Tam da bu noktada, ülkeyi yönetenlerin sorumlulukları hayati bir önem kazanır. Depremlerin doğal bir olay olduğu gerçeği değişmezken, bu doğa olayının bir felakete dönüşmesini engellemek büyük ölçüde yöneticilerin elindedir. Bilimsel araştırmalara dayalı olarak deprem risk haritalarının çıkarılması, zemin etütlerinin titizlikle yapılması ve imar planlarının bu verilere uygun hazırlanması ilk ve en önemli adımdır.
Binaların depreme dayanıklı bir şekilde inşa edilmesi, denetim mekanizmalarının etkin bir şekilde işlemesi, mevcut yapı stokunun güçlendirilmesi veya riskli yapıların dönüştürülmesi, yöneticilerin yerine getirmesi gereken temel görevler arasındadır. Bu sadece teknik bir zorunluluk değil, aynı zamanda vatandaşların can ve mal güvenliğini sağlama sorumluluğunun da bir gereğidir.

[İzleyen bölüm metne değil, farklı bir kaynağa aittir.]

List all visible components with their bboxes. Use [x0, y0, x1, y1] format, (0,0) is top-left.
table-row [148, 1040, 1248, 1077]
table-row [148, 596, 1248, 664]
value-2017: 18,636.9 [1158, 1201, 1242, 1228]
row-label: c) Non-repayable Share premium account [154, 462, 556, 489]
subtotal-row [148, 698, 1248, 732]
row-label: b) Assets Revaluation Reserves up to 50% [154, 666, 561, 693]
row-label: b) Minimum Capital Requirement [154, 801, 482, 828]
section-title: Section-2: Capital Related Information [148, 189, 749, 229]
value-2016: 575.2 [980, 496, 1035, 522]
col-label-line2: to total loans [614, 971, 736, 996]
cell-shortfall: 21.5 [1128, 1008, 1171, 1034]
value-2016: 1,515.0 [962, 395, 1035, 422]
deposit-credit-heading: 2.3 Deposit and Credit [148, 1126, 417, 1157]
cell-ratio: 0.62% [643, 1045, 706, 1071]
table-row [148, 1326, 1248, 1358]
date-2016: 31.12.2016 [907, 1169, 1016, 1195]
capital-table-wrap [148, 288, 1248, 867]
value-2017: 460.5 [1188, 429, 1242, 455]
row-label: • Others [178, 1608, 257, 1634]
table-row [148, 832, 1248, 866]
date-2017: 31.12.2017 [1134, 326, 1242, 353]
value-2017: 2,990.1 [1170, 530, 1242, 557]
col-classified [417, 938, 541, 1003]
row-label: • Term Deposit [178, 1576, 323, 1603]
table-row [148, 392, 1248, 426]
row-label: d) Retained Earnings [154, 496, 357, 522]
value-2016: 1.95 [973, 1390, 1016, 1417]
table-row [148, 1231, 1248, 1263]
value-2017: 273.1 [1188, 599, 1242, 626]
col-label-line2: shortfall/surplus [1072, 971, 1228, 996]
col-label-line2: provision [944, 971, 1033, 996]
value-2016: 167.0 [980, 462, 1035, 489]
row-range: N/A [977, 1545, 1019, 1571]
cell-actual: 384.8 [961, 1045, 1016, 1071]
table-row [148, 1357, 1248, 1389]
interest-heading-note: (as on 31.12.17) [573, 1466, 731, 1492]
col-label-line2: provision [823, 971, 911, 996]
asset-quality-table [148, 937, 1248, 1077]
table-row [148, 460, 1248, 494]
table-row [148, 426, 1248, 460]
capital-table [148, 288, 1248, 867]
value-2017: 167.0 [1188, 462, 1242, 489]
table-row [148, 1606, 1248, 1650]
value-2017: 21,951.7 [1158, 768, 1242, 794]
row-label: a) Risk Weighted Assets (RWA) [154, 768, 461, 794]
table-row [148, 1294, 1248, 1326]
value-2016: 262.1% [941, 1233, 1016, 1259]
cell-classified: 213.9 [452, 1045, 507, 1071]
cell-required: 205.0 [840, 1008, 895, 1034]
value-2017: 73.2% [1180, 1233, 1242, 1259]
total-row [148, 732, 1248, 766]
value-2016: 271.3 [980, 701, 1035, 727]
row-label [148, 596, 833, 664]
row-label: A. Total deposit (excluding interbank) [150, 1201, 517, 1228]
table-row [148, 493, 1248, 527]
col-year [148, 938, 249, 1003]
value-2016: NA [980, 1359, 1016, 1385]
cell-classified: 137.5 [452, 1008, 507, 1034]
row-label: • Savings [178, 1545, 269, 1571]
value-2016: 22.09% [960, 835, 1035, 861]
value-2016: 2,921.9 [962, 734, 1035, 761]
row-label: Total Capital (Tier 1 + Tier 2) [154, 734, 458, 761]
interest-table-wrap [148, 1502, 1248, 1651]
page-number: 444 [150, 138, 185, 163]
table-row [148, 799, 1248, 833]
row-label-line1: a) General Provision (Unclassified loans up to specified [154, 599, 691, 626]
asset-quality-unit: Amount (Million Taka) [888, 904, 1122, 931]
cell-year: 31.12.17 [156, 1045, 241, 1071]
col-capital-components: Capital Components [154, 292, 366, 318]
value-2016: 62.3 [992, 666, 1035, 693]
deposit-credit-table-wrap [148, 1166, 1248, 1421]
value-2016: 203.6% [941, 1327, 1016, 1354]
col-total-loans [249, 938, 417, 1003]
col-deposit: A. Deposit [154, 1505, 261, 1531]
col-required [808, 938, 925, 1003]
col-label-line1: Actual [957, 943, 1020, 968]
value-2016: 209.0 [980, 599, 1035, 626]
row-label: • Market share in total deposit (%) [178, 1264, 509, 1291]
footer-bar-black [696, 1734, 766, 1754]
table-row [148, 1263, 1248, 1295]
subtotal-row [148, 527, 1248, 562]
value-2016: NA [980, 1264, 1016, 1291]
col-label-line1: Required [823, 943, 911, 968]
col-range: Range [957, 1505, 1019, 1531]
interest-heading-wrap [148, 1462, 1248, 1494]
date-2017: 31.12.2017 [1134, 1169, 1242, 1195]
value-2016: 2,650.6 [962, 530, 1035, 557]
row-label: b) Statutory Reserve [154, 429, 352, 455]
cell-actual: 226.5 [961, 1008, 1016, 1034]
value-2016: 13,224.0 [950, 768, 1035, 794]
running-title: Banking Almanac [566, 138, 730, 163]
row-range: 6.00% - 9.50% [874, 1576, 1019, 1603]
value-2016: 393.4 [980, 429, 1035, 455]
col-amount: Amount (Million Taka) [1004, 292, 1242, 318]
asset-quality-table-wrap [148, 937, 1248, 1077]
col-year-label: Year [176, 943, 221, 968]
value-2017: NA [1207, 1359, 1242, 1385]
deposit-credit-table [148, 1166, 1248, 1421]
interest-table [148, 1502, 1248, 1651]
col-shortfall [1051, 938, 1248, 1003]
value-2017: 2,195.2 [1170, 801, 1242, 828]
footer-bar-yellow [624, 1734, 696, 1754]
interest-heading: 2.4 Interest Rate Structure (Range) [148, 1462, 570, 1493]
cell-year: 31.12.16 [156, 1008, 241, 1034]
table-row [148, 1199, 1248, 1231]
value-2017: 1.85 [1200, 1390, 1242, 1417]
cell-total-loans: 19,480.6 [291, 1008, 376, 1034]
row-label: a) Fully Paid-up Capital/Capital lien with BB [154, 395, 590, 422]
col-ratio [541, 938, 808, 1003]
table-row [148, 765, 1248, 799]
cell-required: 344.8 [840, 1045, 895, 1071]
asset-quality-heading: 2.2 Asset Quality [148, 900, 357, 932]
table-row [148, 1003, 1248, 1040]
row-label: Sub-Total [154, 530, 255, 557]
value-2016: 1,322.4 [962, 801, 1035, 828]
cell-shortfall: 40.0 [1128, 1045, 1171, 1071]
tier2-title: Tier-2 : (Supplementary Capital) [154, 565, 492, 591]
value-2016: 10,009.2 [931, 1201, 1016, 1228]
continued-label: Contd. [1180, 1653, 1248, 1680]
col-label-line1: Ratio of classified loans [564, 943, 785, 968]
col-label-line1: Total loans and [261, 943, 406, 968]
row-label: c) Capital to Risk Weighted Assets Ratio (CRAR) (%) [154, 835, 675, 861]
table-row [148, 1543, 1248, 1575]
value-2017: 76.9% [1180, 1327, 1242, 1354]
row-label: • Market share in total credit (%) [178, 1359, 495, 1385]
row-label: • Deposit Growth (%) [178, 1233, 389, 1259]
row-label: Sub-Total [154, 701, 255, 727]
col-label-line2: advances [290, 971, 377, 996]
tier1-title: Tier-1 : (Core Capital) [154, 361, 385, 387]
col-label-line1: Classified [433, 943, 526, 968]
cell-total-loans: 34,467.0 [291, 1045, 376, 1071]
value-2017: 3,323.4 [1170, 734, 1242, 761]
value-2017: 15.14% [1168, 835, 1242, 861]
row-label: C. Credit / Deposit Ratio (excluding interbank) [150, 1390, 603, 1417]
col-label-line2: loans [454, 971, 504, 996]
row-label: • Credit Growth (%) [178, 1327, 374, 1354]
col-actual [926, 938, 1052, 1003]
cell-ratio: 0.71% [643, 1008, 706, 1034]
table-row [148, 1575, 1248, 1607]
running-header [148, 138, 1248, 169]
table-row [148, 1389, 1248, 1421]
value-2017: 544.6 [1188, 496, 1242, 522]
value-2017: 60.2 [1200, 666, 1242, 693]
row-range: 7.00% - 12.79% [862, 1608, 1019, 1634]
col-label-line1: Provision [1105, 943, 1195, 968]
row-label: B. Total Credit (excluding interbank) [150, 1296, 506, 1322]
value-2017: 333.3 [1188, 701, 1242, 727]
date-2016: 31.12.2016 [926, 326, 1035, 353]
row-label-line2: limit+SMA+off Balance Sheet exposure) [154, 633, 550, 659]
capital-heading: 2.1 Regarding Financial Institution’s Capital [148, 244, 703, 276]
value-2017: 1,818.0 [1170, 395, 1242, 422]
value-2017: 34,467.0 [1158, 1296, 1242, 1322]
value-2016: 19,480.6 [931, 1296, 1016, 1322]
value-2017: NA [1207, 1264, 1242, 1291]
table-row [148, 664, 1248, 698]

Ancak sorumluluk sadece yapısal önlemlerle sınırlı değildir. Deprem öncesinde halkın bilinçlendirilmesi, tatbikatlarla hazırlıklı olunması, kriz anında etkin bir koordinasyonun sağlanması, arama kurtarma ekiplerinin donanımlı ve hızlı müdahalesi, yaraların sarılması ve psikolojik destek sunulması da yöneticilerin görevleri arasındadır. Şeffaf ve hesap verebilir bir yönetim anlayışıyla, deprem gerçeğiyle yaşamayı öğrenmek ve olası kayıpları en aza indirmek mümkündür.
Unutmamalıyız ki, deprem bir kader değildir.
Alınacak doğru önlemlerle, bilim ve akılcı politikalarla, bu doğal afetin yıkıcı etkilerini azaltmak elimizdedir. Yöneticilerin bu sorumluluğu layıkıyla yerine getirmesi, sadece bugünün değil, geleceğimizin de teminatı olacaktır. Aksi takdirde, her sarsıntıda yüreğimiz ağzımızda yaşamaya devam eder, toprak ananın fısıltısı yerine, enkazın acı çığlıklarını duyarız.